# Eigen et al 2014

Eigen, David, Christian Puhrsch, and Rob Fergus. "Depth map prediction from a single image using a multi-scale deep network." Advances in neural information processing systems. 2014. [[Eigen2014](https://papers.nips.cc/paper/5539-depth-map-prediction-from-a-single-image-using-a-multi-scale-deep-network.pdf)]

## Datasets: 
- [Make3D](http://make3d.cs.cornell.edu/data.html#make3d)
- [NYU](http://cs.nyu.edu/~silberman/datasets/nyu_depth_v2.html)

In [None]:
import tensorflow as tf
import numpy as np
from scipy.misc import imresize
from matplotlib import pyplot as plt

In [None]:
# Make3D data
from Make3D import train_pairs, test_pairs

# NYU data
# from NYU import nyu_data
# train_pairs, test_pairs = nyu_data()

# Visualize samples from the dataset

In [None]:
_, axis = plt.subplots(5, 2, figsize=(10,20))
plt.tight_layout()
for (rgb, d), (ax1, ax2) in zip(train_pairs[:10], axis):
    ax1.axis('off'), ax2.axis('off')
    ax1.imshow(rgb)
    ax2.imshow(imresize(d, rgb.shape))
plt.show()

# Take the paper's convolutional network approach

## Simplify dataset first
- Convert to grayscale
- Scale targets down so the convolutional network can use striding and so we do not need padding
- Normalize values

In [None]:
train_data, train_targets = zip(*train_pairs)
test_data, test_targets = zip(*test_pairs)

def rgb2gray(rgb):
    return np.dot(rgb[...,:3], [0.299, 0.587, 0.114])

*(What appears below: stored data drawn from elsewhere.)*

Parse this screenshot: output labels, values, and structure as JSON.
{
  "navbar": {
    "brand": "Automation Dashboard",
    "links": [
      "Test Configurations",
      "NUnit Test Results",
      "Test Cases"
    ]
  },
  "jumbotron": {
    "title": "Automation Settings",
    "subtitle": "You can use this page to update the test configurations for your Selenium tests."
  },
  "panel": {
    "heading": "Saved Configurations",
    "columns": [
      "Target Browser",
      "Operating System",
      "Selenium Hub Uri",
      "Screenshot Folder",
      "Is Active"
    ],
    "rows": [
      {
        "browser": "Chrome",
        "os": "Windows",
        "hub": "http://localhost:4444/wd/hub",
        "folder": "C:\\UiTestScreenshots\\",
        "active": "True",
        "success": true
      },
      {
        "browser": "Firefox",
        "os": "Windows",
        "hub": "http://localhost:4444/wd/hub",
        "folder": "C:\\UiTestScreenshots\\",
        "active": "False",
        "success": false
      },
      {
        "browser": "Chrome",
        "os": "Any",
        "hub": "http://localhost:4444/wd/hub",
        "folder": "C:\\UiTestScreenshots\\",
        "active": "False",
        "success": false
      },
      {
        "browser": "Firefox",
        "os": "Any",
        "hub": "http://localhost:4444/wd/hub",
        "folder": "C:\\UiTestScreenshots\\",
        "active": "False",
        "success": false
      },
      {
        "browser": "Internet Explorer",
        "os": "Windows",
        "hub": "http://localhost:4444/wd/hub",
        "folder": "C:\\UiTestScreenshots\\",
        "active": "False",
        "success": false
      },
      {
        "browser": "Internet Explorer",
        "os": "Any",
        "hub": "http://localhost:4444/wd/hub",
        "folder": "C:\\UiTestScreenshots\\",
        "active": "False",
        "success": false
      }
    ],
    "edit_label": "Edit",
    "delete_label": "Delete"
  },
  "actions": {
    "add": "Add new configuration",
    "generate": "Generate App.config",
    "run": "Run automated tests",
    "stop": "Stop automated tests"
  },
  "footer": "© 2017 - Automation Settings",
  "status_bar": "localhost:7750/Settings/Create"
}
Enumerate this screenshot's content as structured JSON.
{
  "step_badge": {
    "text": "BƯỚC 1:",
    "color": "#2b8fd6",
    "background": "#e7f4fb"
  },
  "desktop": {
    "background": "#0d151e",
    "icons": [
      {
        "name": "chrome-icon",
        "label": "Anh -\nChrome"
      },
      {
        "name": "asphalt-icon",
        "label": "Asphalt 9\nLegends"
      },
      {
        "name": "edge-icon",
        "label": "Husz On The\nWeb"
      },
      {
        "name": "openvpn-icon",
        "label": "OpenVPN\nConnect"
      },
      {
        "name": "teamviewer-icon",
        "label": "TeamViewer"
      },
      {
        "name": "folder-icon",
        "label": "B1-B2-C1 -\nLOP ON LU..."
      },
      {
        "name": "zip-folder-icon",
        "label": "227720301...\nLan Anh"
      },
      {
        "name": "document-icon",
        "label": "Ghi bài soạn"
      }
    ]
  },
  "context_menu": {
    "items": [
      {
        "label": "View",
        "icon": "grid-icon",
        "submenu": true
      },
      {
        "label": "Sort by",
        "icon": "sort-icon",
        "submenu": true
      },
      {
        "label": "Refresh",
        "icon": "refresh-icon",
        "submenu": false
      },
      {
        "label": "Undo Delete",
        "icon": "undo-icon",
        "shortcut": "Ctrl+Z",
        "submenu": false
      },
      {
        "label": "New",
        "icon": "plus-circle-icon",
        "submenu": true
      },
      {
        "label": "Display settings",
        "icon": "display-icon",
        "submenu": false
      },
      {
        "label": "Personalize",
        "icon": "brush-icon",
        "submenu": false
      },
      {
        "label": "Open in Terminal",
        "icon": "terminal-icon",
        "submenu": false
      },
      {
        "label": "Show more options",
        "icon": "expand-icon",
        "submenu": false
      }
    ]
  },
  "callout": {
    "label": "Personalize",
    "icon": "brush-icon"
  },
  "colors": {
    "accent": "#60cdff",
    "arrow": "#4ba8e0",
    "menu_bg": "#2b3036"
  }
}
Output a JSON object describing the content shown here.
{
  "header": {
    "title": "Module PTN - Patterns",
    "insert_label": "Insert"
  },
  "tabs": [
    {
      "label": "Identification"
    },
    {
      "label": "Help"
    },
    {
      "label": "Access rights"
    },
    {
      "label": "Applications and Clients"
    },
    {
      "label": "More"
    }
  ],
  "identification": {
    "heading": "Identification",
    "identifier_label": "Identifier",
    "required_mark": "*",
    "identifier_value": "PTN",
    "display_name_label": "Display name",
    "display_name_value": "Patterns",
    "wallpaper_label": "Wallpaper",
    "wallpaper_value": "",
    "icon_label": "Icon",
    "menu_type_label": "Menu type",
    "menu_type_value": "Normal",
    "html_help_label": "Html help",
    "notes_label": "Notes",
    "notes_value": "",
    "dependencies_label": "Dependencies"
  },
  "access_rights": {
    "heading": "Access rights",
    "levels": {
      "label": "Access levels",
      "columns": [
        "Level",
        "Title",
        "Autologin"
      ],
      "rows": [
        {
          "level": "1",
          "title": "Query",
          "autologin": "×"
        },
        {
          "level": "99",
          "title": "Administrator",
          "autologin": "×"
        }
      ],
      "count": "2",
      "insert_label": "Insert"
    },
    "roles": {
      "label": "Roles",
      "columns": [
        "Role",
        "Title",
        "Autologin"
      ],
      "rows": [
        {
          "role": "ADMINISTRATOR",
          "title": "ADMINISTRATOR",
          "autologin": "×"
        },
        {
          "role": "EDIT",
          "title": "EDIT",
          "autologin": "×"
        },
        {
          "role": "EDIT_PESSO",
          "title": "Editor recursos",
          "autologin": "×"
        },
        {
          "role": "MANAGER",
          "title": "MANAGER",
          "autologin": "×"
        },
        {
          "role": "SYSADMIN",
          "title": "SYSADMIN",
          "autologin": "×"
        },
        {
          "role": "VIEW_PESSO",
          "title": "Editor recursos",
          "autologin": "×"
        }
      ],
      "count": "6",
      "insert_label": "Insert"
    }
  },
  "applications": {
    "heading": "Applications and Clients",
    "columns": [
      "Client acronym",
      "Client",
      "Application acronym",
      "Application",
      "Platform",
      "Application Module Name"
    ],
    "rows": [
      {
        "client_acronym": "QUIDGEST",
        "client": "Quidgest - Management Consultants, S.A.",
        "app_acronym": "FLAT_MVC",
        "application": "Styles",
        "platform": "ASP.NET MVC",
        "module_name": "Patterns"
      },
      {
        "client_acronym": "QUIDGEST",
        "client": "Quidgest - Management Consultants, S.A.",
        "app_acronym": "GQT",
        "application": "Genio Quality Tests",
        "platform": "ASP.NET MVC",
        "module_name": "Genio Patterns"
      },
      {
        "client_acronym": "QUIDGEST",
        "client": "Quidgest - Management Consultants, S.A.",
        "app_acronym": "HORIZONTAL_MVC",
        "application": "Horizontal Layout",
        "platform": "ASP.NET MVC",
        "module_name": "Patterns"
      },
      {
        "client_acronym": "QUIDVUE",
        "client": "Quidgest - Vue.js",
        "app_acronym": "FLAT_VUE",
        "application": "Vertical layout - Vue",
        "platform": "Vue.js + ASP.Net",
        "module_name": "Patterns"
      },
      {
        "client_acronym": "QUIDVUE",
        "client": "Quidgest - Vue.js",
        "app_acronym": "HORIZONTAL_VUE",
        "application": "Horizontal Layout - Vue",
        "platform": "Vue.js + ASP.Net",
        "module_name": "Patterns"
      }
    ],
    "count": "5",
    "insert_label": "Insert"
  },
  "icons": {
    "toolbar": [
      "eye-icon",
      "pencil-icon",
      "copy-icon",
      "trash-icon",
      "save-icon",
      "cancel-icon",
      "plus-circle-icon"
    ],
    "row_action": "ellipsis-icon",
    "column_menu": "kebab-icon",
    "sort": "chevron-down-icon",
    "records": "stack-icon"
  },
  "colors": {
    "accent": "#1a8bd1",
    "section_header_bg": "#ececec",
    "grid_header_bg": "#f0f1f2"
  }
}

# Reshape data/targets to what the paper uses in order to use the same network.
train_data = [imresize(rgb2gray(img), (304, 228))/255 for img in train_data]
train_targets = [imresize(img, (74, 55))/255 for img in train_targets]
test_data = [imresize(rgb2gray(img), (304, 228))/255 for img in test_data]
test_targets = [imresize(img, (74, 55))/255 for img in test_targets]

train_x, train_t = np.asarray(train_data), np.asarray(train_targets)
test_x, test_t = np.asarray(test_data), np.asarray(test_targets)

print('train input/target shapes', train_data[0].shape, train_targets[0].shape)
print('train input min/max/ptp', np.min(train_data), np.max(train_data), np.ptp(train_data))
print('train target min/max/ptp', np.min(train_targets), np.max(train_targets), np.ptp(train_targets))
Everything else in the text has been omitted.